Deux ans après le drame, les Libanais attendent toujours vérité et justice

  • La déflagration le 4 août 2020 dans un entrepôt abritant des centaines de tonnes de nitrate d'ammonium stockées sans précaution a fait plus de 200 morts et 6.500 blessés
  • Cette méga-explosion est un cauchemar dans l'histoire déjà mouvementée du Liban, aujourd'hui embourbé dans la pire crise économique de son histoire

BEYROUTH: Le Liban marque jeudi le deuxième anniversaire de la dévastatrice explosion au port de Beyrouth avec des manifestations de proches des victimes qui, excédés par le blocage de l'enquête, restent déterminés à poursuivre leur combat pour la justice.

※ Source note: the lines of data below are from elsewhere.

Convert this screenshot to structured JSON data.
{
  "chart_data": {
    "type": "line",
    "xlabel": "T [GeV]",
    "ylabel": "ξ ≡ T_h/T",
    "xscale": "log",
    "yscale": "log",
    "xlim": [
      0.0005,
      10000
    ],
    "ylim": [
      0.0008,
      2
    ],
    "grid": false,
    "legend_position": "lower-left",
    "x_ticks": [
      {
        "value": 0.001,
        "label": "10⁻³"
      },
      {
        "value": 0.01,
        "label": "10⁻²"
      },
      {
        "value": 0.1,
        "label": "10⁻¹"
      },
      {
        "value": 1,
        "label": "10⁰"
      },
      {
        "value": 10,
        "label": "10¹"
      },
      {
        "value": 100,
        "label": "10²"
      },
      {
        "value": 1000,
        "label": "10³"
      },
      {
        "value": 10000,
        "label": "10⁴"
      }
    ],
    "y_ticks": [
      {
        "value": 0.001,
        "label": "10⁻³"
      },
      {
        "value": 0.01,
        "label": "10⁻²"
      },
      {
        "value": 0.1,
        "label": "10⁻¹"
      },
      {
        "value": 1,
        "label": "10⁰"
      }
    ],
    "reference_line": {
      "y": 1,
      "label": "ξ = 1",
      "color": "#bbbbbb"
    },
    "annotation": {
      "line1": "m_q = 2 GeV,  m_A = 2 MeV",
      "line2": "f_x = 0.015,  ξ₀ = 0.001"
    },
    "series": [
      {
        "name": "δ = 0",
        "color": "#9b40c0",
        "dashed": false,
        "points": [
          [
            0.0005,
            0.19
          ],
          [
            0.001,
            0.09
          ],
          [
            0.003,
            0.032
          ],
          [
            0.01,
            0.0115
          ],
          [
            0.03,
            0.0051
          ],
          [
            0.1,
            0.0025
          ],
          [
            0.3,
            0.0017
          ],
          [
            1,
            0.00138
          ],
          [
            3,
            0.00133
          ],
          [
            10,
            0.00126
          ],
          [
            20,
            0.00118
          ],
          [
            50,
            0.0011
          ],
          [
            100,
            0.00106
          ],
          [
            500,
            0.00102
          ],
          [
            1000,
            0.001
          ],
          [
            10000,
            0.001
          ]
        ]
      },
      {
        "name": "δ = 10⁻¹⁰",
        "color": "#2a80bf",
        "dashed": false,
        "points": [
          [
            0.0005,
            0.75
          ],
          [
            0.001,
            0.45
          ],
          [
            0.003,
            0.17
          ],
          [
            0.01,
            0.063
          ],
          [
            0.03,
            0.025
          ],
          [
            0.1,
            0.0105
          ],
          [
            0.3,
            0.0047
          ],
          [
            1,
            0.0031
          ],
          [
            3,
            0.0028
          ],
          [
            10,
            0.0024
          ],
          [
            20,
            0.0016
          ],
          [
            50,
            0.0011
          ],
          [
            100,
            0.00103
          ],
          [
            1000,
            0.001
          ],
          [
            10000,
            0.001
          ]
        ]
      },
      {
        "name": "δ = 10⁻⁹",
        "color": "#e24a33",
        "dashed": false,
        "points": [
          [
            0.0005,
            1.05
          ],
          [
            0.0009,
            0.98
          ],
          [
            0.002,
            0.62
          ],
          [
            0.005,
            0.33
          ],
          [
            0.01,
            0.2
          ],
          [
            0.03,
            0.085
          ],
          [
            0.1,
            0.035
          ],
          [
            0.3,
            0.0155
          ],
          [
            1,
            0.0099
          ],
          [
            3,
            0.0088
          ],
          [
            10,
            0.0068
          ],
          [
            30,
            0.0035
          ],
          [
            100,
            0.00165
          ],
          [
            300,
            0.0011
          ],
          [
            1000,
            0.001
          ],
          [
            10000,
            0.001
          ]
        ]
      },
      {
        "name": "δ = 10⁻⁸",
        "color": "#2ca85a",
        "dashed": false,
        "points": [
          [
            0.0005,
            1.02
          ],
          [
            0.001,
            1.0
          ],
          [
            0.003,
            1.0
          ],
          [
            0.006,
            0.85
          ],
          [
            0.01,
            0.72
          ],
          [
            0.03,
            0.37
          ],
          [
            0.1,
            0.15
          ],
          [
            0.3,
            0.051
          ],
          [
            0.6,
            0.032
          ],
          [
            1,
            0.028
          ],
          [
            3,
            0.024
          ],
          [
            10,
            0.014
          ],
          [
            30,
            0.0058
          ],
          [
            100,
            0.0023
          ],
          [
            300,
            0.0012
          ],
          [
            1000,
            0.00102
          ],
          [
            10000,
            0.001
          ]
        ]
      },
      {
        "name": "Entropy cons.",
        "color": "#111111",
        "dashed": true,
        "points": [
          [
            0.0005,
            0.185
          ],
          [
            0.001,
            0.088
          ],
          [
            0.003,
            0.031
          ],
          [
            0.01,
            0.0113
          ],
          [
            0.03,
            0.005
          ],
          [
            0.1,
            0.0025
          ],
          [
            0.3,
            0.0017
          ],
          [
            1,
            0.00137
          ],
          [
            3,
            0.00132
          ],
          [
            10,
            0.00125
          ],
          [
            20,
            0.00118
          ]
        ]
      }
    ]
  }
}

Le 4 août 2020, des centaines de tonnes de nitrate d'ammonium stockées sans précaution dans un entrepôt explosent. Bilan: plus de 200 morts et 6.500 blessés et des quartiers entièrement dévastés. Sans oublier le traumatisme psychologique.

Elle a été qualifiée de l'une des plus importantes explosions non nucléaires jamais enregistrées dans le monde. Mais deux ans plus tard, on ignore encore ses causes exactes ou l'identité des responsables dans un pays où règne très souvent l'impunité.

Même si une grande partie de la population l'a imputée à une classe dirigeante, en place depuis des décennies, accusée de mauvaise gestion, de corruption et de négligence flagrante.

Il faut "une enquête impartiale, approfondie et transparente sur l'explosion", a lancé jeudi le secrétaire général de l'ONU Antonio Guterres, faisant écho à des appels d'ONG, d'experts et des familles des victimes.

Jeudi à partir de 15H00 locales (12H00 GMT), les proches des victimes organisent trois marches distinctes en direction du port pour réclamer la relance de l'enquête locale, bloquée par les obstructions politiques.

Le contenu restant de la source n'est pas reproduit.